At present I have blocked intervlan routing between corporate and production vlans.
Is it possible for the onemix app to work between the corporate and production vlans?
If so, should I allow intervlan routing based on target IP of the mix rack?
And which ports should I also ensure are routed?Thank you.
Ash2023/12/27 at 12:59 pm #117847ScottParticipantIf you put an allow-all rule for the IP of the mixrack into your corporate VLAN’s firewall rules, it should be able to work. You could further limit this to only the protocols/ports needed by onemix, but you would need to find out what those are.
2023/12/27 at 1:46 pm #117848BrianParticipantObviously this is a “networking” question and the answer lies completely in the device (firewall/router or layer3 switch) that manages your VLAN setup.
As Scott mentioned, it could be a simple as creating an open “Allow All” rule to the Mixrack’s IP address, but I’m not sure that is the preferred way of handling it. I guess if you a secure login for all “users” in the DLive system then it wouldn’t be so bad. But the problem with the open “Allow All” rule is that you are literally giving everyone access to the MixRack. 99.999% of the time, it is probably fine, but you can’t put it past some curious attendee who might think it “cool” to connect to the system.
The most secure way to handle it is to create a group (“alias” group) that includes the reserved/static IP address of all your musician’s mobile devices. You can limit the “Allow All” rule to this particular group and therefore prevent any random attendee from being able to connect to the system.
2023/12/28 at 10:00 am #117876AshParticipantThank you Brian & Scott.

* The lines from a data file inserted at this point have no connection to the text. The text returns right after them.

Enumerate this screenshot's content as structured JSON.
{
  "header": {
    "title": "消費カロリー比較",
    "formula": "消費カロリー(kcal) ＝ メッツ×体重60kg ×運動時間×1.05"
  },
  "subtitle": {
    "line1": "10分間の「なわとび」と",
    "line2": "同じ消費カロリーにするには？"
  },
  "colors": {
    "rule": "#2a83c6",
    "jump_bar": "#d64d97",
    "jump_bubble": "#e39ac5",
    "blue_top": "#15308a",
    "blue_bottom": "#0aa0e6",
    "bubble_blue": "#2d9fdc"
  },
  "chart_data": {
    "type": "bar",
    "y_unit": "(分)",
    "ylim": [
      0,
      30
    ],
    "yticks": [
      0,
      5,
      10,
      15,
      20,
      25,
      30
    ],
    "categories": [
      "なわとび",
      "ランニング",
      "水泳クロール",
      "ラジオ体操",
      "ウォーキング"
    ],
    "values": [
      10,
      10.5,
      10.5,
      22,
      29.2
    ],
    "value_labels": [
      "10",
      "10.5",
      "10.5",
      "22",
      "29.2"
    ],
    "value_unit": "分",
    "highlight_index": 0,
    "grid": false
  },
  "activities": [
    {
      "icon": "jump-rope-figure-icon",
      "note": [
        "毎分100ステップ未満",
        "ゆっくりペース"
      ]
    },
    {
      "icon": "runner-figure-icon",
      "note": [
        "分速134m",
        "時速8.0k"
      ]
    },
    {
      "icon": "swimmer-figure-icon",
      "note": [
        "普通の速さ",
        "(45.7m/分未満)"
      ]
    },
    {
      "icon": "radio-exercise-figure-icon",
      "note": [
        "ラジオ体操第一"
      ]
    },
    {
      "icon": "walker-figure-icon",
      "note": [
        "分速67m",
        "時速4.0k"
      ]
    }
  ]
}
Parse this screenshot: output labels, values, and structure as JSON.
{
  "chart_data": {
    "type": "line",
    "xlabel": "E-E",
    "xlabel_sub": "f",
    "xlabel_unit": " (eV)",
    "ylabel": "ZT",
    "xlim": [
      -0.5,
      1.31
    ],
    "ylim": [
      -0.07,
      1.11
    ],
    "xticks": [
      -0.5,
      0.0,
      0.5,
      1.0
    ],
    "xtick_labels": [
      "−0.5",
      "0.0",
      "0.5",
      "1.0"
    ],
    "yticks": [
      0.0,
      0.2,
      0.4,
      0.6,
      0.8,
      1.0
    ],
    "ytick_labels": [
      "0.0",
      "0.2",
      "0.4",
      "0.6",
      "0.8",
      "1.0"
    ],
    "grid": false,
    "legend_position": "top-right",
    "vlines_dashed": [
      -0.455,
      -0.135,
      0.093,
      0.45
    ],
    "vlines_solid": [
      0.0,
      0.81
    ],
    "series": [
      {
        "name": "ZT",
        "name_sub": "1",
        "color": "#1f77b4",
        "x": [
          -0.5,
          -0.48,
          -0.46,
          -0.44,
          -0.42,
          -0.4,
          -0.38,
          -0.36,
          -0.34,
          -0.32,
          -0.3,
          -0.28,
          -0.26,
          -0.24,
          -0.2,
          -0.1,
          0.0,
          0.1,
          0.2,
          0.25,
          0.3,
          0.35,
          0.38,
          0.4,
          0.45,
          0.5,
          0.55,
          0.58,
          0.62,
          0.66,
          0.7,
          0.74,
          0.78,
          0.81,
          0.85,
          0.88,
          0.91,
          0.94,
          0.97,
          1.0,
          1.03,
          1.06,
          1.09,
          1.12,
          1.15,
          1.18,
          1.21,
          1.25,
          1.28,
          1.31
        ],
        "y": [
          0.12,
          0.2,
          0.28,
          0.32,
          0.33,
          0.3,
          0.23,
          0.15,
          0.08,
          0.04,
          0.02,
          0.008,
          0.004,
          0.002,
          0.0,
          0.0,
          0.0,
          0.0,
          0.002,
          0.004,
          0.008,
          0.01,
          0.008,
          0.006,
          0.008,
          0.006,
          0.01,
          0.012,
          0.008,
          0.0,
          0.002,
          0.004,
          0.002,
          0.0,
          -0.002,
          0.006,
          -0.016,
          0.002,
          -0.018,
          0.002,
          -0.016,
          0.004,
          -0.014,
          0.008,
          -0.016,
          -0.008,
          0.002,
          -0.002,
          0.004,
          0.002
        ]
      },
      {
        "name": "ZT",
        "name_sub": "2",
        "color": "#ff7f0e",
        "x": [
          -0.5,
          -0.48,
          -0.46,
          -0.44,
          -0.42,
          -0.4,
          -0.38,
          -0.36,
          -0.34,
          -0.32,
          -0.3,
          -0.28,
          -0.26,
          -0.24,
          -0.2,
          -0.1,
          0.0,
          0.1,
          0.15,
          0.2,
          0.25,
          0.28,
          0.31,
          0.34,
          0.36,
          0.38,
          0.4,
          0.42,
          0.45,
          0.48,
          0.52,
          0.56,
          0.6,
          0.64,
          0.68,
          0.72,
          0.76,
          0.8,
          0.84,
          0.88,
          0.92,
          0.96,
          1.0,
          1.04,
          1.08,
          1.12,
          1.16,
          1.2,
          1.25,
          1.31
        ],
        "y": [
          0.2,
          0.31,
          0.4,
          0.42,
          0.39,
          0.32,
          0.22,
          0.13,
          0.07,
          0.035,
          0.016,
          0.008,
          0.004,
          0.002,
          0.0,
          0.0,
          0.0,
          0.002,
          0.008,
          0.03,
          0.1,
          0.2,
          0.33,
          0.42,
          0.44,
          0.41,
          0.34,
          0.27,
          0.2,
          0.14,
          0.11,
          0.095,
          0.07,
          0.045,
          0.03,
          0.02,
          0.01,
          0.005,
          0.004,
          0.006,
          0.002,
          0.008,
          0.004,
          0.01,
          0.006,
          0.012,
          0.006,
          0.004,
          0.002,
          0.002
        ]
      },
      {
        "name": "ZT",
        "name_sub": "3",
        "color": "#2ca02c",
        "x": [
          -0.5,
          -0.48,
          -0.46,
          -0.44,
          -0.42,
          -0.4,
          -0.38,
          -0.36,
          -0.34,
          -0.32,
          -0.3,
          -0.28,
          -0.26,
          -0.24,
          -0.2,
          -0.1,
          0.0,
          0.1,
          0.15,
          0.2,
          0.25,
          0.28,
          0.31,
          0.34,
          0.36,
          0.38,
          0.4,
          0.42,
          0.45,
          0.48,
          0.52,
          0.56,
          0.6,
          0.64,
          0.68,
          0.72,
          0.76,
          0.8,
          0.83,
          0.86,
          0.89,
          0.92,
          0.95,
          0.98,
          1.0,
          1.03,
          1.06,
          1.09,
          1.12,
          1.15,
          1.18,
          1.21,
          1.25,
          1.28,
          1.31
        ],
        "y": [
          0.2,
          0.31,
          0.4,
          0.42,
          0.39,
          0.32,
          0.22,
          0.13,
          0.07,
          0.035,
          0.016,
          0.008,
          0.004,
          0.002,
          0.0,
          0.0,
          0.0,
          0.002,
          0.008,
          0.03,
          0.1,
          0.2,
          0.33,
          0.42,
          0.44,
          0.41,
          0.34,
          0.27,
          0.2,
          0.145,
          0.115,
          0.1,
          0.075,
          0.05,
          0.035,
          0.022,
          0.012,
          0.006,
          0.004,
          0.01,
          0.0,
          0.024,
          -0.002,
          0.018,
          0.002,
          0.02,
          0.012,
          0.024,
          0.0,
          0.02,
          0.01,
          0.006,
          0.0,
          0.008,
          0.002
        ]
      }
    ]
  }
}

I’ll probably go with an allowed group of ip addresses for the iPads in the routing firewall rules.I should have clarified that my query was more for any known issues from the DLive/onemix working across vlans.
Thanks
2024/01/21 at 3:18 pm #118640ChrisParticipantSecurity nerd here. More than likely, the reason it was set up this way was for security purposes. To prevent cross contamination between networks. Allowing a group of ips to traverse those network goes against the model. I’m sure that there are multiple protocols and potentially multicast protocols and ports that will need to be allowed. Anyone with access to those ips will be allowed full access to BOTH networks. Hopefully all traffic on either network is solely traffic for employees and staff only but just know that if either network gets compromised, they both will. Just food for thought. Not looking for a debate as some could reply with, “what’s the big deal?”, but those folks have probably never fallen victim to an attack. Convenience is the enemy of security.
IMHO, switching networks is the best option.